Сейчас я буду следить. Поочередно делаем такое. Я пытаюсь остановить внутренний монолог. У нас в голове всё время что-то идет. Но фиксировать – нужен навык. Нужно сказать себе хотя бы «сейчас я буду следить». Партнер на меня смотрит, а я пытаюсь следить за внутренним потоком. И как только я обнаруживаю, что внутри себя что-то говорю, отгибаю палец. Если бы мы с вами сейчас начали упражнение, вы бы увидели, что я все время вот так этим пальцем делаю. Практически остановить невозможно. Но постепенно какие-то разрывы в этом потоке появляются. Вот это упражнение похоже на медитацию. Оно дало результаты. Лет так пятнадцать это поддерживали в нашей студии (театр «Около дома Станиславского» вырос из группы студентов Юрия Погребничко). Люди росли. Им было двадцать. А так – до тридцати пяти.
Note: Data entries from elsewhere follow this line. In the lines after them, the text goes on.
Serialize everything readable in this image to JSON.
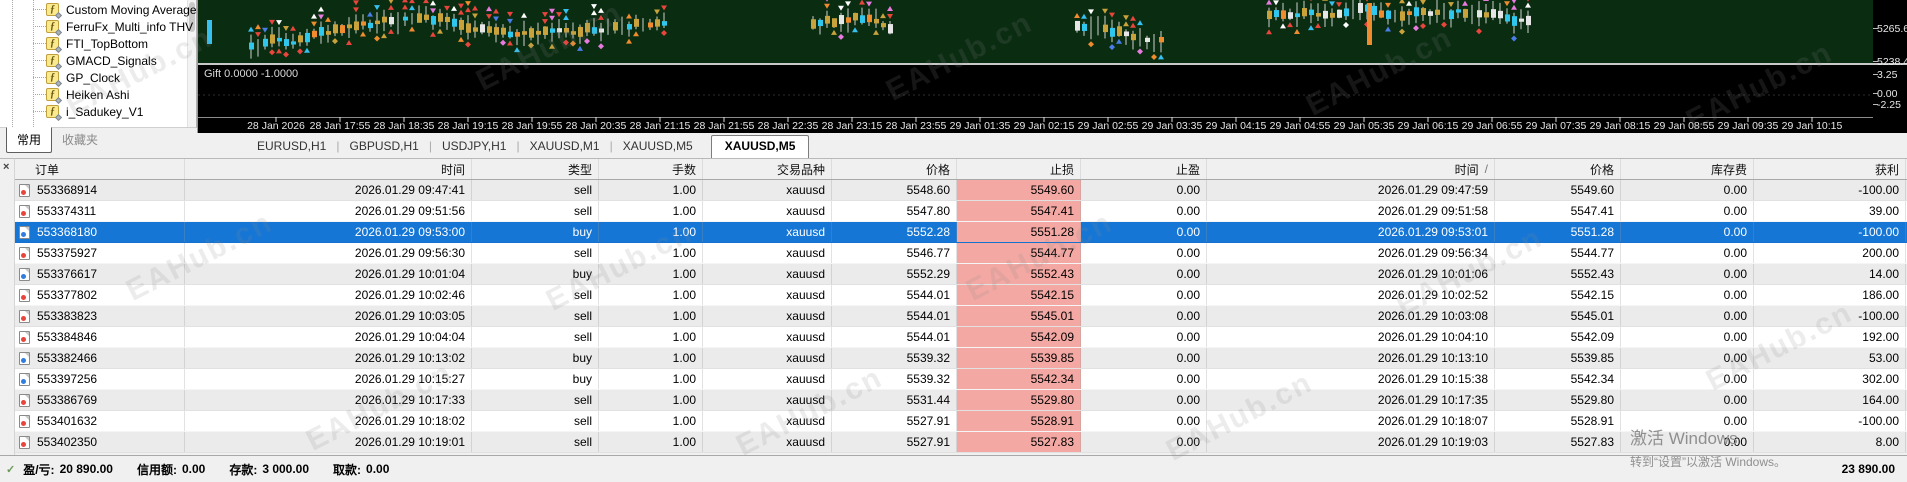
{
  "sidebar": {
    "items": [
      "Custom Moving Average",
      "FerruFx_Multi_info THV",
      "FTI_TopBottom",
      "GMACD_Signals",
      "GP_Clock",
      "Heiken Ashi",
      "i_Sadukey_V1"
    ],
    "tabs": [
      {
        "label": "常用",
        "active": true
      },
      {
        "label": "收藏夹",
        "active": false
      }
    ]
  },
  "chart": {
    "indicator_label": "Gift 0.0000 -1.0000",
    "scale_labels": [
      "5265.6",
      "5238.4",
      "3.25",
      "0.00",
      "-2.25"
    ],
    "time_axis": [
      "28 Jan 2026",
      "28 Jan 17:55",
      "28 Jan 18:35",
      "28 Jan 19:15",
      "28 Jan 19:55",
      "28 Jan 20:35",
      "28 Jan 21:15",
      "28 Jan 21:55",
      "28 Jan 22:35",
      "28 Jan 23:15",
      "28 Jan 23:55",
      "29 Jan 01:35",
      "29 Jan 02:15",
      "29 Jan 02:55",
      "29 Jan 03:35",
      "29 Jan 04:15",
      "29 Jan 04:55",
      "29 Jan 05:35",
      "29 Jan 06:15",
      "29 Jan 06:55",
      "29 Jan 07:35",
      "29 Jan 08:15",
      "29 Jan 08:55",
      "29 Jan 09:35",
      "29 Jan 10:15"
    ]
  },
  "chart_tabs": [
    {
      "label": "EURUSD,H1"
    },
    {
      "label": "GBPUSD,H1"
    },
    {
      "label": "USDJPY,H1"
    },
    {
      "label": "XAUUSD,M1"
    },
    {
      "label": "XAUUSD,M5"
    },
    {
      "label": "XAUUSD,M5",
      "active": true
    }
  ],
  "history": {
    "close_button": "×",
    "columns": [
      "订单",
      "时间",
      "类型",
      "手数",
      "交易品种",
      "价格",
      "止损",
      "止盈",
      "时间",
      "价格",
      "库存费",
      "获利"
    ],
    "sort_indicator": "/",
    "rows": [
      {
        "id": "553368914",
        "open_time": "2026.01.29 09:47:41",
        "type": "sell",
        "lots": "1.00",
        "symbol": "xauusd",
        "open_price": "5548.60",
        "sl": "5549.60",
        "tp": "0.00",
        "close_time": "2026.01.29 09:47:59",
        "close_price": "5549.60",
        "swap": "0.00",
        "profit": "-100.00"
      },
      {
        "id": "553374311",
        "open_time": "2026.01.29 09:51:56",
        "type": "sell",
        "lots": "1.00",
        "symbol": "xauusd",
        "open_price": "5547.80",
        "sl": "5547.41",
        "tp": "0.00",
        "close_time": "2026.01.29 09:51:58",
        "close_price": "5547.41",
        "swap": "0.00",
        "profit": "39.00"
      },
      {
        "id": "553368180",
        "open_time": "2026.01.29 09:53:00",
        "type": "buy",
        "lots": "1.00",
        "symbol": "xauusd",
        "open_price": "5552.28",
        "sl": "5551.28",
        "tp": "0.00",
        "close_time": "2026.01.29 09:53:01",
        "close_price": "5551.28",
        "swap": "0.00",
        "profit": "-100.00",
        "selected": true
      },
      {
        "id": "553375927",
        "open_time": "2026.01.29 09:56:30",
        "type": "sell",
        "lots": "1.00",
        "symbol": "xauusd",
        "open_price": "5546.77",
        "sl": "5544.77",
        "tp": "0.00",
        "close_time": "2026.01.29 09:56:34",
        "close_price": "5544.77",
        "swap": "0.00",
        "profit": "200.00"
      },
      {
        "id": "553376617",
        "open_time": "2026.01.29 10:01:04",
        "type": "buy",
        "lots": "1.00",
        "symbol": "xauusd",
        "open_price": "5552.29",
        "sl": "5552.43",
        "tp": "0.00",
        "close_time": "2026.01.29 10:01:06",
        "close_price": "5552.43",
        "swap": "0.00",
        "profit": "14.00"
      },
      {
        "id": "553377802",
        "open_time": "2026.01.29 10:02:46",
        "type": "sell",
        "lots": "1.00",
        "symbol": "xauusd",
        "open_price": "5544.01",
        "sl": "5542.15",
        "tp": "0.00",
        "close_time": "2026.01.29 10:02:52",
        "close_price": "5542.15",
        "swap": "0.00",
        "profit": "186.00"
      },
      {
        "id": "553383823",
        "open_time": "2026.01.29 10:03:05",
        "type": "sell",
        "lots": "1.00",
        "symbol": "xauusd",
        "open_price": "5544.01",
        "sl": "5545.01",
        "tp": "0.00",
        "close_time": "2026.01.29 10:03:08",
        "close_price": "5545.01",
        "swap": "0.00",
        "profit": "-100.00"
      },
      {
        "id": "553384846",
        "open_time": "2026.01.29 10:04:04",
        "type": "sell",
        "lots": "1.00",
        "symbol": "xauusd",
        "open_price": "5544.01",
        "sl": "5542.09",
        "tp": "0.00",
        "close_time": "2026.01.29 10:04:10",
        "close_price": "5542.09",
        "swap": "0.00",
        "profit": "192.00"
      },
      {
        "id": "553382466",
        "open_time": "2026.01.29 10:13:02",
        "type": "buy",
        "lots": "1.00",
        "symbol": "xauusd",
        "open_price": "5539.32",
        "sl": "5539.85",
        "tp": "0.00",
        "close_time": "2026.01.29 10:13:10",
        "close_price": "5539.85",
        "swap": "0.00",
        "profit": "53.00"
      },
      {
        "id": "553397256",
        "open_time": "2026.01.29 10:15:27",
        "type": "buy",
        "lots": "1.00",
        "symbol": "xauusd",
        "open_price": "5539.32",
        "sl": "5542.34",
        "tp": "0.00",
        "close_time": "2026.01.29 10:15:38",
        "close_price": "5542.34",
        "swap": "0.00",
        "profit": "302.00"
      },
      {
        "id": "553386769",
        "open_time": "2026.01.29 10:17:33",
        "type": "sell",
        "lots": "1.00",
        "symbol": "xauusd",
        "open_price": "5531.44",
        "sl": "5529.80",
        "tp": "0.00",
        "close_time": "2026.01.29 10:17:35",
        "close_price": "5529.80",
        "swap": "0.00",
        "profit": "164.00"
      },
      {
        "id": "553401632",
        "open_time": "2026.01.29 10:18:02",
        "type": "sell",
        "lots": "1.00",
        "symbol": "xauusd",
        "open_price": "5527.91",
        "sl": "5528.91",
        "tp": "0.00",
        "close_time": "2026.01.29 10:18:07",
        "close_price": "5528.91",
        "swap": "0.00",
        "profit": "-100.00"
      },
      {
        "id": "553402350",
        "open_time": "2026.01.29 10:19:01",
        "type": "sell",
        "lots": "1.00",
        "symbol": "xauusd",
        "open_price": "5527.91",
        "sl": "5527.83",
        "tp": "0.00",
        "close_time": "2026.01.29 10:19:03",
        "close_price": "5527.83",
        "swap": "0.00",
        "profit": "8.00"
      }
    ]
  },
  "summary": {
    "profit_label": "盈/亏:",
    "profit_value": "20 890.00",
    "credit_label": "信用额:",
    "credit_value": "0.00",
    "deposit_label": "存款:",
    "deposit_value": "3 000.00",
    "withdrawal_label": "取款:",
    "withdrawal_value": "0.00",
    "total": "23 890.00"
  },
  "watermark": {
    "text": "EAHub.cn"
  },
  "activation": {
    "line1": "激活 Windows",
    "line2": "转到“设置”以激活 Windows。"
  },
  "icons": {
    "function": "ƒ",
    "tab_separator": "|",
    "summary_check": "✓"
  },
  "colors": {
    "selection": "#1576d6",
    "stop_loss_bg": "#f3a8a3",
    "sell": "#e8453c",
    "buy": "#2f7de0"
  }
}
Что такое событие? Вот мы встретились – и вы говорите «событие». А что это такое? Ну, это какое-то изменение привычного течения жизни, которое объединяет всех в этот момент. А если бы я не пришел – это событие? И то, и другое. Но дальше, чтобы развиваться, мы можем проанализировать: а этот не пришел. Ну представляешь, мы пришли, как дураки, собрались, я отложил что-то, кто-то с девушкой не встретился. Дальше такое событие, от него идут круги. Как на воде. Или наоборот: вас приглашают встретиться с театром. Не ходи, там всегда назначат – не придут. Пьеса пошла в эту сторону.
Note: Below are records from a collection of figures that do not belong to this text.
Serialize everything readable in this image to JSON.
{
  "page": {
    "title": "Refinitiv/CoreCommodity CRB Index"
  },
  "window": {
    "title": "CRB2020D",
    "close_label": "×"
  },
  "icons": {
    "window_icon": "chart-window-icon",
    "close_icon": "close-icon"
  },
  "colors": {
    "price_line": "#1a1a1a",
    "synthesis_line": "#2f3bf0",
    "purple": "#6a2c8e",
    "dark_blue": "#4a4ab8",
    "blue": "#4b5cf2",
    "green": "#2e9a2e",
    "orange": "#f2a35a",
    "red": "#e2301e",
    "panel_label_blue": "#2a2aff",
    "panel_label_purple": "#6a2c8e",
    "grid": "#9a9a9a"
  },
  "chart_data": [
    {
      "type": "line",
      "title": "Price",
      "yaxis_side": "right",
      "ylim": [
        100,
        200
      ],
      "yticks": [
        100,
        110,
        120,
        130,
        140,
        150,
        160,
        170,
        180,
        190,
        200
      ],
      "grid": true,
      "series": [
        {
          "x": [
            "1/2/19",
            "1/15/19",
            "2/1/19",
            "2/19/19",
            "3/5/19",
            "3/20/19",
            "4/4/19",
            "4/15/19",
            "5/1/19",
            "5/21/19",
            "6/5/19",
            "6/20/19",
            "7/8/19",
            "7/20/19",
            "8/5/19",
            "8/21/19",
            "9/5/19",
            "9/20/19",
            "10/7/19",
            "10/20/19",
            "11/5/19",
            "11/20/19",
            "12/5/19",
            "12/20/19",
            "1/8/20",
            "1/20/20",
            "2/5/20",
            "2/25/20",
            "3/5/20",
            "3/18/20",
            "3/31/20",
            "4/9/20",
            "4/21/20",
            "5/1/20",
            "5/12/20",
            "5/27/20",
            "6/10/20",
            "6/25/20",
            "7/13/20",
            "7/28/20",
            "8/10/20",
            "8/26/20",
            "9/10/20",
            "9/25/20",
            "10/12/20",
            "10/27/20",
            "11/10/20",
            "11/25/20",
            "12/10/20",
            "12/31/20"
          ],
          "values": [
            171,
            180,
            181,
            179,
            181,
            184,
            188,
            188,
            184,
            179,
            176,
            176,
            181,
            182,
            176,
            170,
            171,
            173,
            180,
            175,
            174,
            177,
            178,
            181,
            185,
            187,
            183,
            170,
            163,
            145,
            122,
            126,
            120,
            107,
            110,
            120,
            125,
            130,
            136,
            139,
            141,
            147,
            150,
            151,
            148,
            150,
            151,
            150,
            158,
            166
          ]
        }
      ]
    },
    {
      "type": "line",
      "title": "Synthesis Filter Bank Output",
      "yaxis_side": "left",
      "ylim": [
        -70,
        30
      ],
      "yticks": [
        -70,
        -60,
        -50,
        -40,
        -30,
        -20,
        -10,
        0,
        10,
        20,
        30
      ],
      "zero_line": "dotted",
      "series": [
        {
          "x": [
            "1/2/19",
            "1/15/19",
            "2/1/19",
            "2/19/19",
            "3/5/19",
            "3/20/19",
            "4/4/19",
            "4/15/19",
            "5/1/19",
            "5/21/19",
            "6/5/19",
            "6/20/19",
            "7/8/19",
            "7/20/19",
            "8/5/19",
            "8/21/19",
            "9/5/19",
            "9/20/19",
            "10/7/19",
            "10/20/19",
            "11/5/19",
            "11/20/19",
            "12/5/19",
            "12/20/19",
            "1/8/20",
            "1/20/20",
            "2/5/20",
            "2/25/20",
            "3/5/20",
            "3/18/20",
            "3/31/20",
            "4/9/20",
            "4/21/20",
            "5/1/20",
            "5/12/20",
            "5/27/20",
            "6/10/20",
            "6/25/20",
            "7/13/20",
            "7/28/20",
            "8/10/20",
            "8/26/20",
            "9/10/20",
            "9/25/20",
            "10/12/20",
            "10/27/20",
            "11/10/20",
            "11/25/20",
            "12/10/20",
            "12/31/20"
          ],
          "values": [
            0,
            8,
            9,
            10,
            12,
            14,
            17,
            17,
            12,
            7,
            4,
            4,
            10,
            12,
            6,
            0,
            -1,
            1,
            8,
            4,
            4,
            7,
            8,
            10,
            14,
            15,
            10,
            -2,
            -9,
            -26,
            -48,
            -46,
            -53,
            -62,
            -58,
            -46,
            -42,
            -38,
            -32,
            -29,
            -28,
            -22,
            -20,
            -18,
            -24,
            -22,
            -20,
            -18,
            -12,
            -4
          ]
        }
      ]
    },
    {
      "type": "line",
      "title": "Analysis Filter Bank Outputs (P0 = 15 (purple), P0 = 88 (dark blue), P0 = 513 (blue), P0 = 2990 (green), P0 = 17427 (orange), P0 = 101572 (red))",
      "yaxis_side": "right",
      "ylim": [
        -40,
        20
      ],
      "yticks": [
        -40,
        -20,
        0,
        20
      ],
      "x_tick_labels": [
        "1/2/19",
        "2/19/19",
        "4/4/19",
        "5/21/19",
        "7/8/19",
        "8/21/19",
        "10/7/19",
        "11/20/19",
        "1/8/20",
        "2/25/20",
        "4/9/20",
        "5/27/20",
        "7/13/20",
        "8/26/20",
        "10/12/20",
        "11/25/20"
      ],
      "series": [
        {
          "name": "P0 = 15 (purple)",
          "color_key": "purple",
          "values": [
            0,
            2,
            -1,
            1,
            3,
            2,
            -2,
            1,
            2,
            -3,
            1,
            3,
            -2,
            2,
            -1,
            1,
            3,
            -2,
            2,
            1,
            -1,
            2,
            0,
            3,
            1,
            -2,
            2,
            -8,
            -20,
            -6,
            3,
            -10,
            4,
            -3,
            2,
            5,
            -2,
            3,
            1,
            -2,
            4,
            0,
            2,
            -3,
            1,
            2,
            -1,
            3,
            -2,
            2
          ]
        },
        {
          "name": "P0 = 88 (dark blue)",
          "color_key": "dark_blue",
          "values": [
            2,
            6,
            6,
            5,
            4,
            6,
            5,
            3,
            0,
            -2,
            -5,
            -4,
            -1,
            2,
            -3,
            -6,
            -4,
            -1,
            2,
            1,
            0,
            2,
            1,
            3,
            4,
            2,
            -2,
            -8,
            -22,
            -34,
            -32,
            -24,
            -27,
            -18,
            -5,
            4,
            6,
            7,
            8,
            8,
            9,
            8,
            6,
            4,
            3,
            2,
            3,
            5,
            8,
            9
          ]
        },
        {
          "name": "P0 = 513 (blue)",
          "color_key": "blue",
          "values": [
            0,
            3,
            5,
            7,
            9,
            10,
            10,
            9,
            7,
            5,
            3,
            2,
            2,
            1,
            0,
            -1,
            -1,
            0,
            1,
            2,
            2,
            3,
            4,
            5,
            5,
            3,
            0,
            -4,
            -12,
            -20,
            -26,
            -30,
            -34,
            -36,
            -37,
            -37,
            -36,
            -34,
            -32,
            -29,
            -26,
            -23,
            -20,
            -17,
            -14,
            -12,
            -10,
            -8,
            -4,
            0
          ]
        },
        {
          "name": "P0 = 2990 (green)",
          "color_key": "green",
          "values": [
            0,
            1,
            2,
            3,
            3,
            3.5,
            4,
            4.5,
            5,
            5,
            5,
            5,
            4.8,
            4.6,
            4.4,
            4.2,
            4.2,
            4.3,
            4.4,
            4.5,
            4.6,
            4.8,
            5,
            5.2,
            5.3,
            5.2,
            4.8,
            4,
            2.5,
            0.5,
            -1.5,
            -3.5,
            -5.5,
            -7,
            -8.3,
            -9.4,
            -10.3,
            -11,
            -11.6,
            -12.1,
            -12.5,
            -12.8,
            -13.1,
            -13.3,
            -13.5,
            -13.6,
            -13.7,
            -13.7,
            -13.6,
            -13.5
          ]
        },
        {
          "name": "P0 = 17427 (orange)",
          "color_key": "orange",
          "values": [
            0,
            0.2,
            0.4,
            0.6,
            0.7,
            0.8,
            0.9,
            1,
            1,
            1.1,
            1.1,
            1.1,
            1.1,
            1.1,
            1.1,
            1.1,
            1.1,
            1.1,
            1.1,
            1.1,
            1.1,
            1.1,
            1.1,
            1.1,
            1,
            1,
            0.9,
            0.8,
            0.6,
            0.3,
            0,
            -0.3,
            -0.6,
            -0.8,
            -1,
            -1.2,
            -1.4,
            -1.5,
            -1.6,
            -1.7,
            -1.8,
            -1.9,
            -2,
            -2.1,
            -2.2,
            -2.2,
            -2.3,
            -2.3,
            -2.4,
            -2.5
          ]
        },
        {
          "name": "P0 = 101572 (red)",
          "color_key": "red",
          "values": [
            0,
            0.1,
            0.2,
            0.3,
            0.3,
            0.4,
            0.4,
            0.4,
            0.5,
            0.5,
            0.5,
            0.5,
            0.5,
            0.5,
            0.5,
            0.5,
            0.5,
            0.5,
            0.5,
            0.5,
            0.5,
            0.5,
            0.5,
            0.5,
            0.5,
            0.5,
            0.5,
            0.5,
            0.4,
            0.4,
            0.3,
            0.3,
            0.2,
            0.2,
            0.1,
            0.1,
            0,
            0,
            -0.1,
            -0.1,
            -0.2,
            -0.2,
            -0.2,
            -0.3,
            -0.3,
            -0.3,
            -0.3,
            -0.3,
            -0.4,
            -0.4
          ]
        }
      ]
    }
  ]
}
Внутри у вас шум какой-то, беспокойство. Потому вы не можете организовать и удержать внимание зала. Вы сами почувствуете, что удерживаете внимание хотя бы одного зрителя. Почему-то он в этом месте следит за вами. А в этом нет. Хотя вы всё делаете так, как вы поняли. Значит, вы делаете неверно. Ваше внимание не так организованно. Выучил, куда хожу, что говорю, а сам думаю: что-то вот зарплату не увеличивают, раньше условия были лучше, каждые полгода была надбавка. А при этом играю :“Быть или не быть? Вот в чем вопрос”. Вас же учат, что есть внутренний монолог. Нас учили таким образом. Значит, вот. На счет упражнения-медитации. Можно ли назвать это медитацией, не знаю?

rozovfest010.jpg
Беседа под абажуром с Юрием Погребничко

«Я» это что-то другое. Сознание. И вообще, есть ли я? Когда вы этим заинтересуетесь, вы будете продвигаться в нужно направлении. Или не будете. Мы рождаемся – нас обучают. Ребенок не знает, что он это он. Он себя не отождествляет с телом. Он кусает свою руку, ногу, плачет от этого. Но постепенно он научается. Ага, я это тело. Что не факт. Как потом выясняется, нельзя с этим полностью отождествиться.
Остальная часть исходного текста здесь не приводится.